I have experienced incredible change and growth in that time. I have learned so much about myself and coped with many difficult times as a direct result of the inner strength I have gained from Muay Thai, my amazing trainer and my gym family. Muay Thai is the hardest, yet best, thing I've ever done. It has taught me to stop making excuses. No matter what, I train. It's not easy, I'm not 'special', I have bad days, I have good days.

I don't feel 43. Sometimes I'm horrified when I think about it!

I hope to fight next year at some point. Apparently that's not such an easy thing to arrange at my age. I'm keeping positive that I'll get to experience it - in an authentic and challenging way.

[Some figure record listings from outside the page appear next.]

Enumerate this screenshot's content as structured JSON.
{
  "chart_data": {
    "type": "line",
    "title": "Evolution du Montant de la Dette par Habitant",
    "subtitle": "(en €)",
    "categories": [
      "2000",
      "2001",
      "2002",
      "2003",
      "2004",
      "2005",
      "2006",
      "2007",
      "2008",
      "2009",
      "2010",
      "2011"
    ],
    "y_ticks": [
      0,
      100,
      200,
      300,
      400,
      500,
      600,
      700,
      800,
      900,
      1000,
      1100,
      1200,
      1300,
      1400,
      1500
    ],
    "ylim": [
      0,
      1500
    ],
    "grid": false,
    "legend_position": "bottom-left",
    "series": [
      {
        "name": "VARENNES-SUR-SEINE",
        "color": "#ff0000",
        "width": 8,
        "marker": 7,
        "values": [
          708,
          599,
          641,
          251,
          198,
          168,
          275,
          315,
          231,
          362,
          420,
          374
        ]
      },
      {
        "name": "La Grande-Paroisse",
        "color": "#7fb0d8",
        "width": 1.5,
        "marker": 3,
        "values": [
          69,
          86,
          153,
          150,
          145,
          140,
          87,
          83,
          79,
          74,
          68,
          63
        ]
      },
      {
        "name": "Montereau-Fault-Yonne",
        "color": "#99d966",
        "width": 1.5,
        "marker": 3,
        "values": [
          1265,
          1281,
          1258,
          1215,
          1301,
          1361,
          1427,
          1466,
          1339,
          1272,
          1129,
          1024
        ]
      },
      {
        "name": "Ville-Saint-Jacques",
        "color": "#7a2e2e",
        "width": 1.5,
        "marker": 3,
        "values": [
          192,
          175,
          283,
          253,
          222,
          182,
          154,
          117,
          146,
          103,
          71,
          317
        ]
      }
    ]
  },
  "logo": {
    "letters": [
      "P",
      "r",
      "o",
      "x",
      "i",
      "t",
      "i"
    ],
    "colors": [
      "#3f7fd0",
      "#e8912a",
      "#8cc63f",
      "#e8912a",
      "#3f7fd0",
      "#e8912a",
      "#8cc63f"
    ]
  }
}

I'm inspired daily by Sylvie and other women and men in Muay Thai. I know it's a learning curve with no end for me.

A lifelong passion.

I've been very impressed by how many women I've come in contact with who are in their late-30's and mid-40's, who are very devoted and dedicated to Muay Thai. I'm certainly made to feel older than I actually feel by living in the Thai world of Muay Thai, which skews toward adolescents. But, while I don't consider 31 to be "old," it's not exactly categorized by "young" either. But even at my age, perhaps by the circumstances of living here, I see a lot of truth in that saying, "youth is wasted on the young." I'm much more focused and work much more deliberately than the young'ins at my gym. But I don't think I would have been ready for this kind of experience earlier in my life. I was an idiot in my late-teens; I needed to be the age I was when I started and I've needed the years I've spent in the sport/art already to get to the point I'm at now. There are so many times I have a realization about a technique or ethic that I was instructed a LONG time ago but it only makes sense to me now. I'm only ready for it now.